Assessment of the family and social relationships of 123 medical and surgical patients consecutively referred to the psychiatric consultation-liaison service revealed that acute or unresolved grief was present in 15% of patients. Patients with unresolved grief often presented with depression and/or conflict with the medical or nursing staff. The referring physician in most cases recognized the presence of acute grief; however, all cases of unresolved grief presented as "hidden" grief reactions. Patients with acute grief rarely had associated psychiatric illness, whereas all patients with unresolved grief had concurrent psychiatric disorders.

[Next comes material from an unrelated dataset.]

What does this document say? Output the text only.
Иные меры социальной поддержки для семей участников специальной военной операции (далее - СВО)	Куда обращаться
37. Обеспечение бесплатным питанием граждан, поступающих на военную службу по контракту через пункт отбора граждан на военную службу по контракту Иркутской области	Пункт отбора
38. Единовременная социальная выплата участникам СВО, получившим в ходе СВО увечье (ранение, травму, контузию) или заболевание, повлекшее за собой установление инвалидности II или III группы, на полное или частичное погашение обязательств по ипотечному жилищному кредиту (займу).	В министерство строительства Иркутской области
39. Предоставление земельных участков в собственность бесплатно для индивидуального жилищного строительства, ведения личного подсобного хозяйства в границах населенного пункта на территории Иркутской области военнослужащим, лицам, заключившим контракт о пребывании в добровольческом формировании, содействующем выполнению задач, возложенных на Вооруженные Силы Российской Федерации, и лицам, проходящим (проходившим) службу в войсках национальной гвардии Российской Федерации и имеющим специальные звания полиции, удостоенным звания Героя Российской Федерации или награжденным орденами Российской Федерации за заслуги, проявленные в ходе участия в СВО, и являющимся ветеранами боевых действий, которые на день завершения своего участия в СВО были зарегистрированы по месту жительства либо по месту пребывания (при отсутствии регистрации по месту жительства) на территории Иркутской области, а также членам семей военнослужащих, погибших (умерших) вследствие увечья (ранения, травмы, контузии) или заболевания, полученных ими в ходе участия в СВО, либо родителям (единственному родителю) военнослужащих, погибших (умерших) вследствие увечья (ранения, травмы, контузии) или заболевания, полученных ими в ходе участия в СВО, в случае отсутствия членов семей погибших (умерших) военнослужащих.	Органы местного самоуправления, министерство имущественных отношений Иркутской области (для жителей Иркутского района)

The management of acute and unresolved grief in hospitalized medical or surgical patients is discussed, and illustrative cases are presented.
对连续转诊至精神科会诊-联络服务的123例内科和外科患者的家庭及社会关系进行评估后发现,15%的患者存在急性或未解决的悲伤情绪。悲伤情绪未得到解决的患者常表现为抑郁和/或与医护人员发生冲突。大多数情况下,转诊医生能识别出急性悲伤情绪的存在;然而,所有未解决的悲伤情绪均表现为“隐藏”的悲伤反应。急性悲伤的患者很少伴有精神疾病,而所有悲伤情绪未得到解决的患者都同时患有精神障碍。本文讨论了住院内科或外科患者急性和未解决悲伤情绪的处理方法,并列举了一些病例。